Giving Scouts so much responsibility means that they learn a lot, and quickly. Even some younger Scouts have outdoor skills that surpass those of the average adult.

“We have a lot of great examples in our troop of 14-year-old boys that could lead adults in outdoor and camping activities,” Kemper’s father said.

Kemper joined the Boy Scouts in 2011 when his family moved to the Duvall area. “We decided to try it out because I didn’t know anybody,” he said.

Now that he’s aged out of the Boy Scouts (he turned 18 just a few days ago), he’ll apply to be a junior assistant scoutmaster, a position he can hold until he’s 21. After that, he can go on to become an assistant scoutmaster or scoutmaster.

“I’ll have college to deal with so I won’t be here all the time, but I’ll come back and see how they’re doing,” Kemper said.

According to Tisdale, Kemper is not only skilled at outdoor activities, he’s also great at assisting and teaching others in the troop too.

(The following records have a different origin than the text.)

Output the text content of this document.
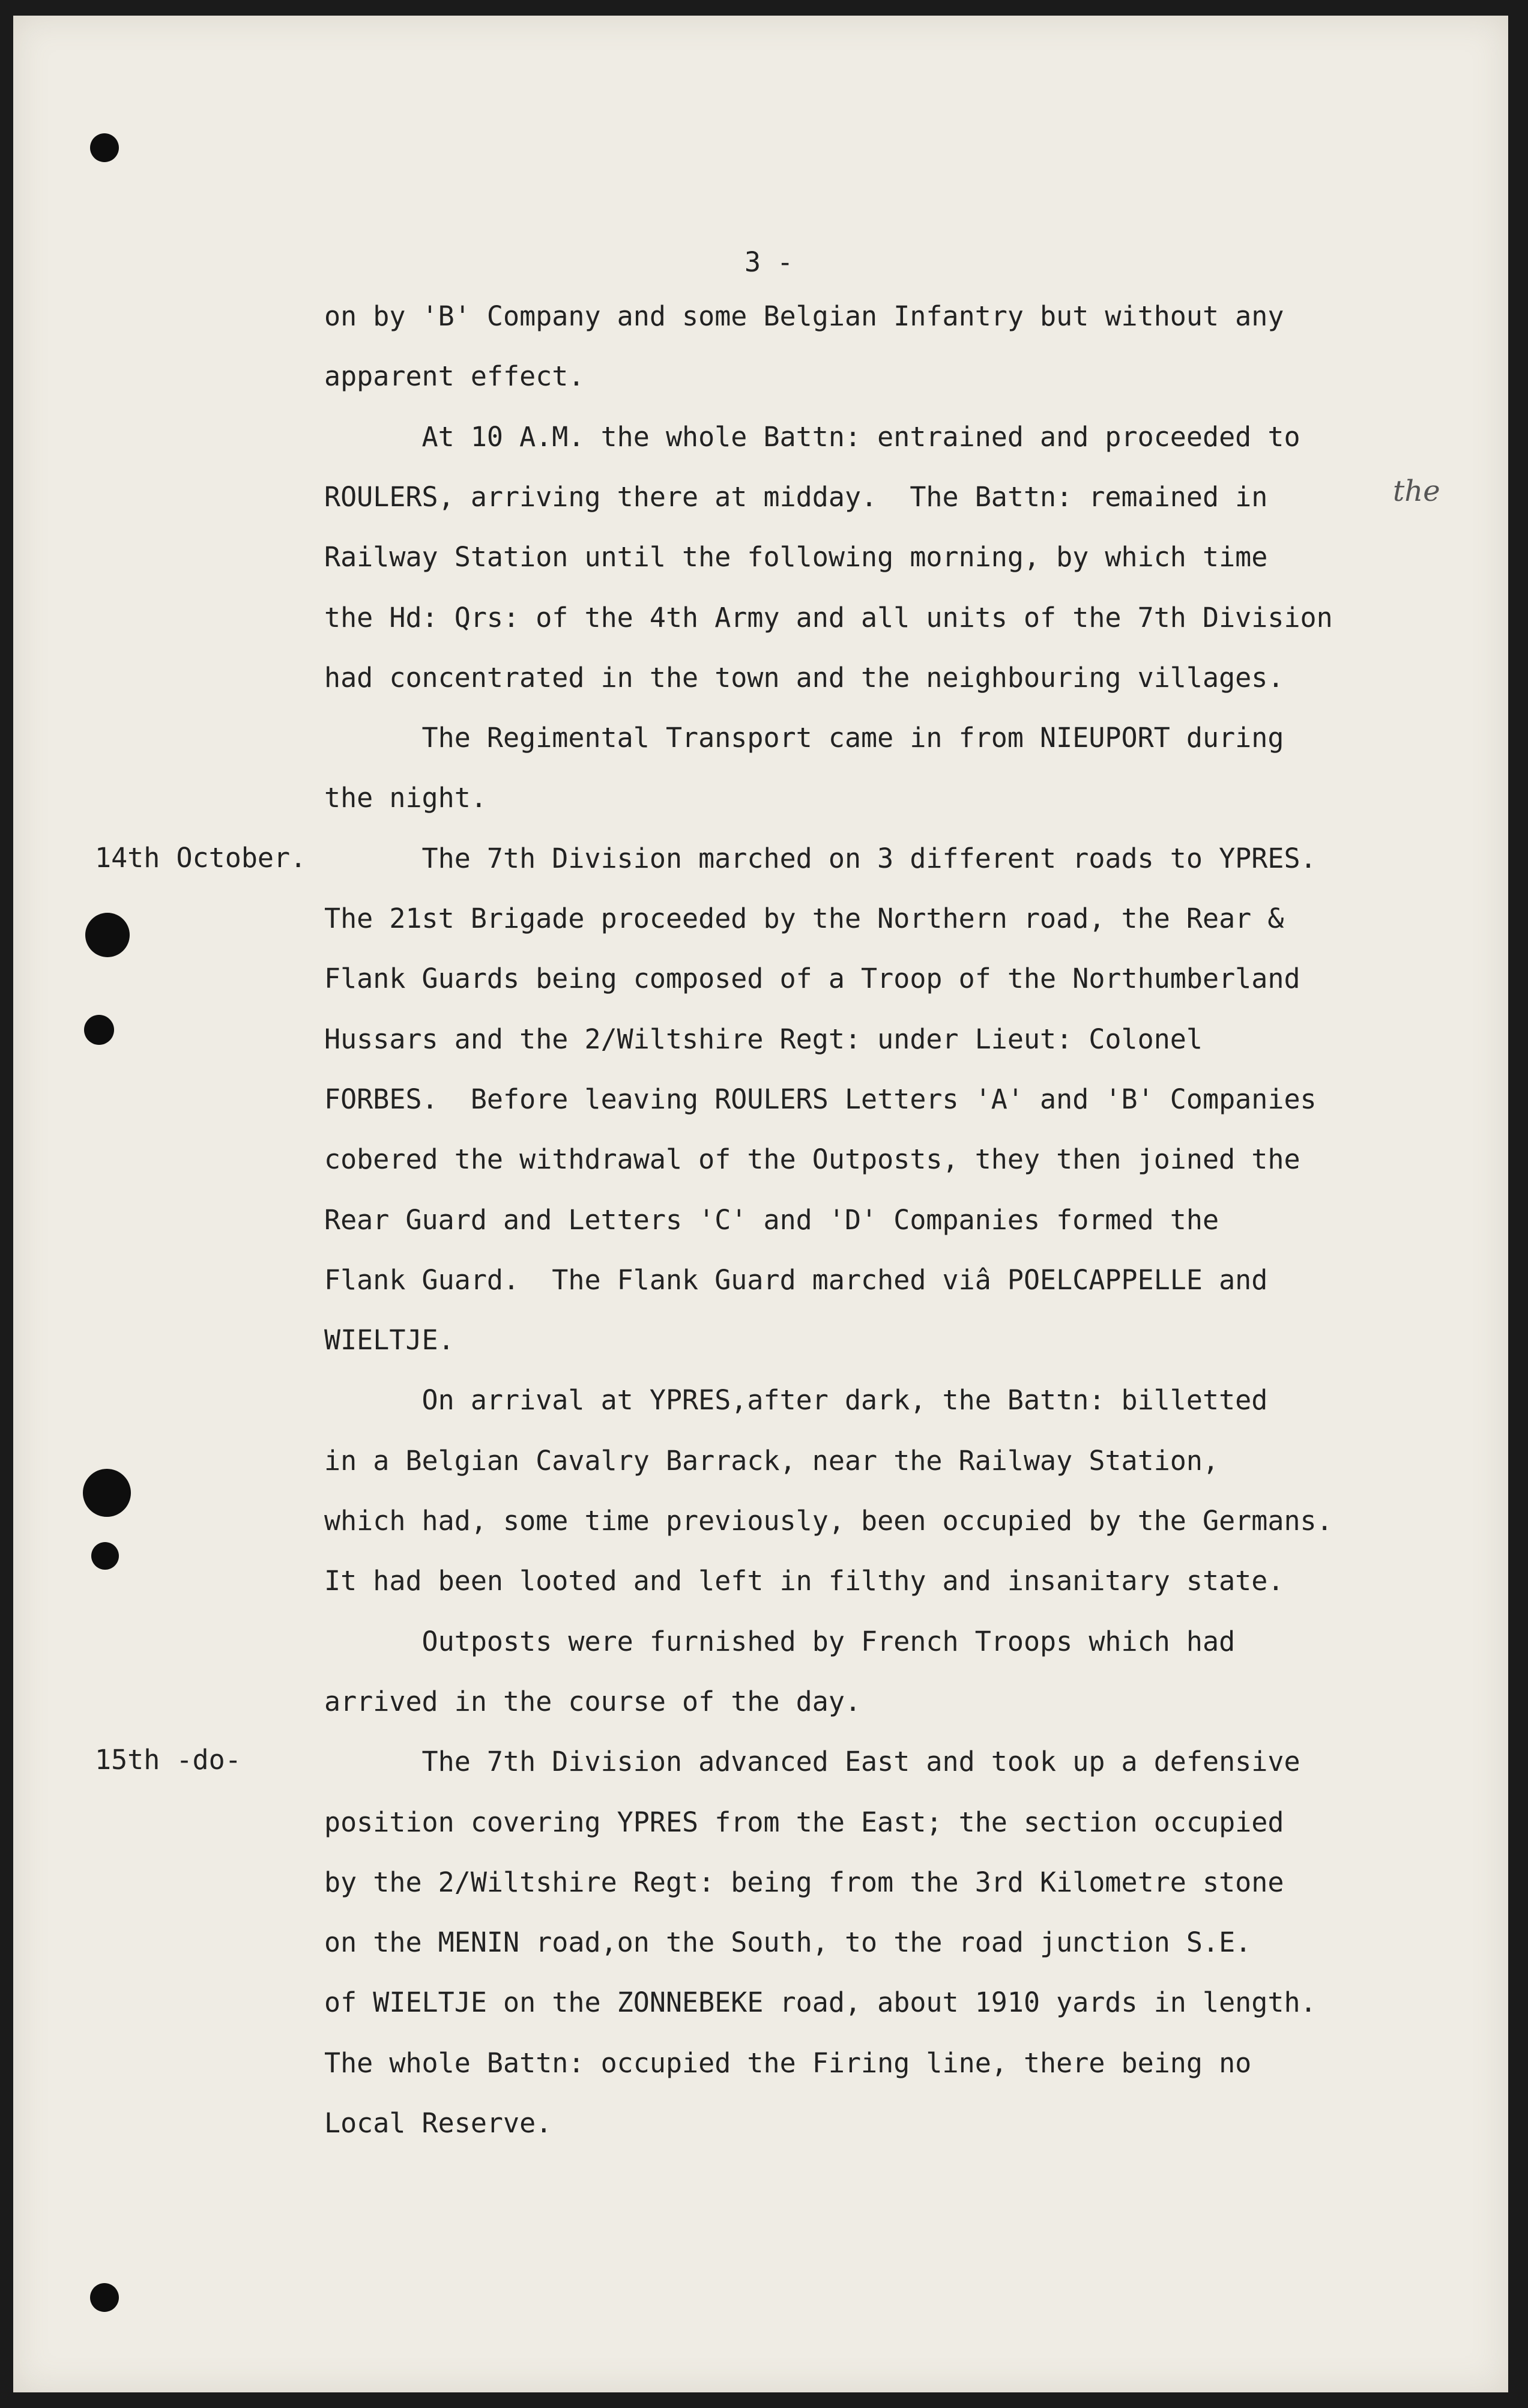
3 -
the
14th October.
15th -do-
on by 'B' Company and some Belgian Infantry but without any
apparent effect.
At 10 A.M. the whole Battn: entrained and proceeded to
ROULERS, arriving there at midday.  The Battn: remained in
Railway Station until the following morning, by which time
the Hd: Qrs: of the 4th Army and all units of the 7th Division
had concentrated in the town and the neighbouring villages.
The Regimental Transport came in from NIEUPORT during
the night.
The 7th Division marched on 3 different roads to YPRES.
The 21st Brigade proceeded by the Northern road, the Rear &
Flank Guards being composed of a Troop of the Northumberland
Hussars and the 2/Wiltshire Regt: under Lieut: Colonel
FORBES.  Before leaving ROULERS Letters 'A' and 'B' Companies
cobered the withdrawal of the Outposts, they then joined the
Rear Guard and Letters 'C' and 'D' Companies formed the
Flank Guard.  The Flank Guard marched viâ POELCAPPELLE and
WIELTJE.
On arrival at YPRES,after dark, the Battn: billetted
in a Belgian Cavalry Barrack, near the Railway Station,
which had, some time previously, been occupied by the Germans.
It had been looted and left in filthy and insanitary state.
Outposts were furnished by French Troops which had
arrived in the course of the day.
The 7th Division advanced East and took up a defensive
position covering YPRES from the East; the section occupied
by the 2/Wiltshire Regt: being from the 3rd Kilometre stone
on the MENIN road,on the South, to the road junction S.E.
of WIELTJE on the ZONNEBEKE road, about 1910 yards in length.
The whole Battn: occupied the Firing line, there being no
Local Reserve.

“He’s always had a tendency to look after the smallest scouts,” Tisdale said. “He’s always making sure that the little guys are getting taught and taken care of.”

While Kemper is the first in his troop to win the National Medal for Outdoor Achievement, at least three other Duvall Scouts will soon follow in his footsteps.

As for Kemper’s achievement, his scoutmaster said he is “tickled pink.”

“It’s an awesome honor and he’s worked really hard to get it,” Tisdale said. “It’s been a remarkable thing to watch.”